Mackenzie's role had been split in two, with senior independent director John Leach appointed as chairman, while former Uber Europe boss and Expedia founder Simon Breakwell became acting chief executive.
Now Breakwell has been officially appointed to take the reins, and the AA said the new boss is "reviewing the business to ensure that we strengthen the platform for sustainable growth, building on our foundations".
Leach said Breakwell had invested his full energy and skills into the firm and "identified the means of strengthening it, reinvigorating our people, and rebuilding the culture under his leadership".
It recently emerged that the AA held abandoned talks about combining its insurance business with rival Hastings earlier in the summer.
The news came as the roadside assistance firm unveiled its half-year results, saying they were in line with market expectations. Membership rose to 3.3m, boosted by a 13 per cent rise in new members.

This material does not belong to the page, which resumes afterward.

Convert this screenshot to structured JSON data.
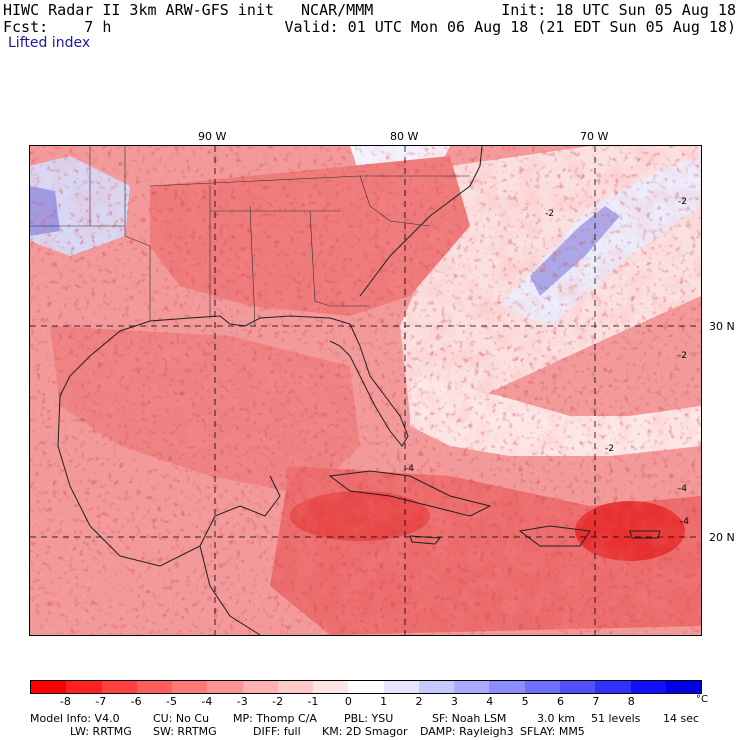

Trading revenues edged up one per cent to £471m, which the company said reflected growth in both insurance broking and underwriting. Trading earnings before interest, tax, depreciation and amortisation was up one per cent to £193m.
The interim dividend will be maintained at 3.6 pence per share.
The AA said an immediate priority now was addressing the inflexibility of its operations "to improve the management of the impact of volatility on our performance thereby reducing costs".
It also said additional capitalised labour costs will be incurred due to the firm's IT transformation programme, and forecasted additional capital expenditure of around £35m.
Looking forward, the AA is predicting Ebitda for the current financial year of £390m-£395m.